SÃO CARLOS, SC (FOLHAPRESS) – Membros da linhagem humana já tinham se adaptado com sucesso à vida em ambientes desérticos há cerca de 1 milhão de anos, argumenta uma equipe internacional de pesquisadores. De acordo com eles, a espécie Homo erectus parece ter se virado bastante bem numa região da Tanzânia (África Oriental) que, nessa época, tinha características semelhantes às das beiradas do Saara ou da Arábia Saudita de hoje.
A conclusão vem de uma análise detalhada do contexto ambiental e da cronologia de Engaji Nanyori, sítio tanzaniano já conhecido pela presença de hominínios (membros do grupo dos ancestrais mais próximos da humanidade) com mais ou menos essa idade.
O período estudado pela equipe engloba a chamada transição do Pleistoceno Médio (entre 1,2 milhão de anos e 800 mil anos atrás), fase que, naquela região africana, representou um aumento considerável da aridez e o encolhimento de habitats mais favoráveis, como matas de galeria e savanas.

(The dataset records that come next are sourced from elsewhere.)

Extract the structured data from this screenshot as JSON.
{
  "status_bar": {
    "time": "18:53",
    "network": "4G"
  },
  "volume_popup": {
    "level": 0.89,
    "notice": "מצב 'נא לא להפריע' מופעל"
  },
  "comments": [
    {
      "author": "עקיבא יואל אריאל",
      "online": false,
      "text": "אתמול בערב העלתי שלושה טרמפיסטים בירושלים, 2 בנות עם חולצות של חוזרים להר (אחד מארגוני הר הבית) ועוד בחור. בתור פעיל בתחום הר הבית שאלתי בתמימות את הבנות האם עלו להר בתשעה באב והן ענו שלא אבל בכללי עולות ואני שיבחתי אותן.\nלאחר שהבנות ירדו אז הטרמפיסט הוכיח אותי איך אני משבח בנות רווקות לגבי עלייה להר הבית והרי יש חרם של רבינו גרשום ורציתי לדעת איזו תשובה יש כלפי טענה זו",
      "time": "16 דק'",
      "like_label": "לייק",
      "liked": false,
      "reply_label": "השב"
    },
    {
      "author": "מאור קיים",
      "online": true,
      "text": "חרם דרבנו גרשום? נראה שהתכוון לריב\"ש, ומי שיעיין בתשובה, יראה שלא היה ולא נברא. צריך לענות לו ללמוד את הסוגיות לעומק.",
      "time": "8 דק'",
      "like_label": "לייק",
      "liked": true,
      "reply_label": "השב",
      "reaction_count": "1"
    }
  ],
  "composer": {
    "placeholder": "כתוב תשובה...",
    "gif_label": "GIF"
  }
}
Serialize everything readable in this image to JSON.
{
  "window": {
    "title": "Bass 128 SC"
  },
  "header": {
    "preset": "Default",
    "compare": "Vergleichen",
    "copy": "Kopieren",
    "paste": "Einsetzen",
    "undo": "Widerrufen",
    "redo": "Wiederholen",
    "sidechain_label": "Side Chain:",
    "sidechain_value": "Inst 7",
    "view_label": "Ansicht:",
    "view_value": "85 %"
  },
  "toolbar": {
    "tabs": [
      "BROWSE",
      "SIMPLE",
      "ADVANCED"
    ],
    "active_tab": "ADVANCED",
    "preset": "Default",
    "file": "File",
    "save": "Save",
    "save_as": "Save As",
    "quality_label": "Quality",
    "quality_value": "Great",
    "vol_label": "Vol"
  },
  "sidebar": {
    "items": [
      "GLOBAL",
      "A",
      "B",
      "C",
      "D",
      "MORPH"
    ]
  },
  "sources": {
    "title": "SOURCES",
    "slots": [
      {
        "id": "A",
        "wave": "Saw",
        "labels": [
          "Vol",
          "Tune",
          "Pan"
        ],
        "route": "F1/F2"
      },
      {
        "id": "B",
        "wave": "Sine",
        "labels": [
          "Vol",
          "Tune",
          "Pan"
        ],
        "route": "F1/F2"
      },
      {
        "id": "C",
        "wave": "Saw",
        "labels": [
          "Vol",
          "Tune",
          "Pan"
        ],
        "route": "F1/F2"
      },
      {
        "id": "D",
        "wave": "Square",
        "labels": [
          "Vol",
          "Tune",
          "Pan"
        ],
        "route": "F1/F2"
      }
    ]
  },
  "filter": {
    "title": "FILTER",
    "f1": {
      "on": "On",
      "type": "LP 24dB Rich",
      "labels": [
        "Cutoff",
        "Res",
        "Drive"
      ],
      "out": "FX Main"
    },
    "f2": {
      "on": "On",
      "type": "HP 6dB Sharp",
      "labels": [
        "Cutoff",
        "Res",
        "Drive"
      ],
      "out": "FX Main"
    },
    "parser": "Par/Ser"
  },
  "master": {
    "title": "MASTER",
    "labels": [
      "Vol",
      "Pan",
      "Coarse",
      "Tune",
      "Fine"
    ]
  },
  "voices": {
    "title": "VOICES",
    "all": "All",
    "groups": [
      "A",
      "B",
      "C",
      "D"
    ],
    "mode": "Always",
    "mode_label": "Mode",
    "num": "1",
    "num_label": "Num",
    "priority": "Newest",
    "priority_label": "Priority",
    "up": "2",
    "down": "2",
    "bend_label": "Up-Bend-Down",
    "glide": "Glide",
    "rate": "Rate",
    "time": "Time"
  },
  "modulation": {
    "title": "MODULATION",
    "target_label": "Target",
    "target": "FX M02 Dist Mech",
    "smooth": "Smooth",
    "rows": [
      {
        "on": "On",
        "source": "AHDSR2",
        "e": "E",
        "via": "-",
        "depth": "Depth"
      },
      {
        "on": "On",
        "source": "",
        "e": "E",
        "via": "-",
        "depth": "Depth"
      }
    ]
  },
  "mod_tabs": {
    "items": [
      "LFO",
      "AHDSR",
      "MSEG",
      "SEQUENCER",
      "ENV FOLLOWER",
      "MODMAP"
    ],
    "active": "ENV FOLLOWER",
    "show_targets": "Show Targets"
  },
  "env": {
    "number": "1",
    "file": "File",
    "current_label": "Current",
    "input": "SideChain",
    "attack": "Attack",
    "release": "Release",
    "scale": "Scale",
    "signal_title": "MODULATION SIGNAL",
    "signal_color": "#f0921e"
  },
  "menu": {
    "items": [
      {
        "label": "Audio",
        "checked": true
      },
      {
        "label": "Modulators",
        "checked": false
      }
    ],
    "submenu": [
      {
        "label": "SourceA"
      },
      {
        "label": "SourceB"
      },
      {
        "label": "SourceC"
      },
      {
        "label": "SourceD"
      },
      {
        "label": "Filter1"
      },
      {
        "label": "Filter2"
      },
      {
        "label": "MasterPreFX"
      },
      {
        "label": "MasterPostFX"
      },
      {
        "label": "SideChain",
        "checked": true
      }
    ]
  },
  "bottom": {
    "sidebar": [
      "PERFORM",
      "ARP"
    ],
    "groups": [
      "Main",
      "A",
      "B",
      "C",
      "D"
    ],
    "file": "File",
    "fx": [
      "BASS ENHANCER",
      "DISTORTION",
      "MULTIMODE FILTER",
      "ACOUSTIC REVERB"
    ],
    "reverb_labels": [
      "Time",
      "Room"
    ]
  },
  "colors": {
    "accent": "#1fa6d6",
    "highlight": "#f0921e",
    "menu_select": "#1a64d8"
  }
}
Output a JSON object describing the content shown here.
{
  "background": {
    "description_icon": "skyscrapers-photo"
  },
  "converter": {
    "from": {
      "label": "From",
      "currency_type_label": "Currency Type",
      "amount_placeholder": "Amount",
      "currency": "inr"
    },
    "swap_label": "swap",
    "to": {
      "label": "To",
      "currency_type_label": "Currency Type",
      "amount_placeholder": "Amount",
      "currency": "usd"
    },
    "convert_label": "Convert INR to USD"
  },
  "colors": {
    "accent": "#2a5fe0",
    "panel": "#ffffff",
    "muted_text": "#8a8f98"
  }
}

Os cientistas, liderados por Julio Mercader, do Departamento de Antropologia e Arqueologia da Universidade de Calgary (Canadá), criticam a ideia de que, na nossa linhagem, a adaptação à vida em ambientes considerados particularmente desafiadores, como os desertos e as florestas equatoriais, só teria se tornado possível com o surgimento dos seres humanos anatomicamente modernos, ou Homo sapiens.
De fato, antes do surgimento da nossa espécie, com seu alcance global, o Homo erectus já havia operado uma expansão para além do berço africano dos hominínios. Há vestígios dele na Europa, no Cáucaso, na China e no Sudeste Asiático, o que indica considerável adaptabilidade.
No entanto, para outros pesquisadores, o avanço do H. erectus pelo Velho Mundo só teria acontecido porque ele conseguiu “acompanhar” a expansão concomitante de ambientes de savana não muito diferentes dos que já conhecia na África.
Segundo Mercader e seus colegas, o sítio de Engaji Nanyori e regiões vizinhas da chamada garganta de Oldupai, uma das mais ricas fontes de fósseis e artefatos de hominínios do mundo, desafiam essa lógica.
O primeiro indício de que a área tinha passado por um processo de desertificação é a presença de grandes quantidades de pólen de plantas do gênero Ephedra. Essa gimnosperma (membro do mesmo grupo ao qual pertencem os pinheiros) é uma planta arbustiva que ocorre apenas em terrenos arenosos, e o pólen identificado pela equipe é a primeira ocorrência dela numa região equatorial, como a Tanzânia.
Outros indícios paleoambientais de que a secura estava predominando na região há 1 milhão de anos incluem a formação de solos muito ácidos ou muito alcalinos (o que sugere a intensa evaporação da água em margens de rios e lagos, concentrando sais minerais na terra) e sinais de incêndios frequentes e de larga escala, o que indica concentração de vegetação seca e, portanto, muito inflamável.
E como os Homo erectus da região estavam se virando diante desse ambiente cada vez mais ressequido? Ao que parece, muito bem, obrigado.
Datações mais precisas dos fósseis de H. erectus apresentadas por Mercader e seus colegas indicam que a espécie de hominínio estava ocupando Engaji Nanyori e a garganta de Oldupai exatamente na fase em que as condições áridas já estavam bem estabelecidas, produzindo grande quantidade de ferramentas de pedra simples, porém diversificadas e eficientes.
E tudo indica que tais instrumentos estavam sendo usados para capturar e retalhar presas algumas poucas espécies de antílopes que conseguiam sobreviver na região ressecada. Tanto os artefatos quanto os ossos dos animais se concentram em locais em que havia rios e laguinhos temporários, mostrando que os hominínios tinham uma espécie de mapa mental da região e concentravam suas atividades onde havia disponibilidade de água.
Segundo os pesquisadores, os dados sugerem a existência de uma estratégia de “seleção flexível de habitats” e mostram as bases de uma maior adaptabilidade que tornaria os ancestrais da humanidade ainda mais capazes de se espalhar pelo planeta durante o Pleistoceno Médio.
O trabalho acaba de sair na revista científica Communications Earth & Environment.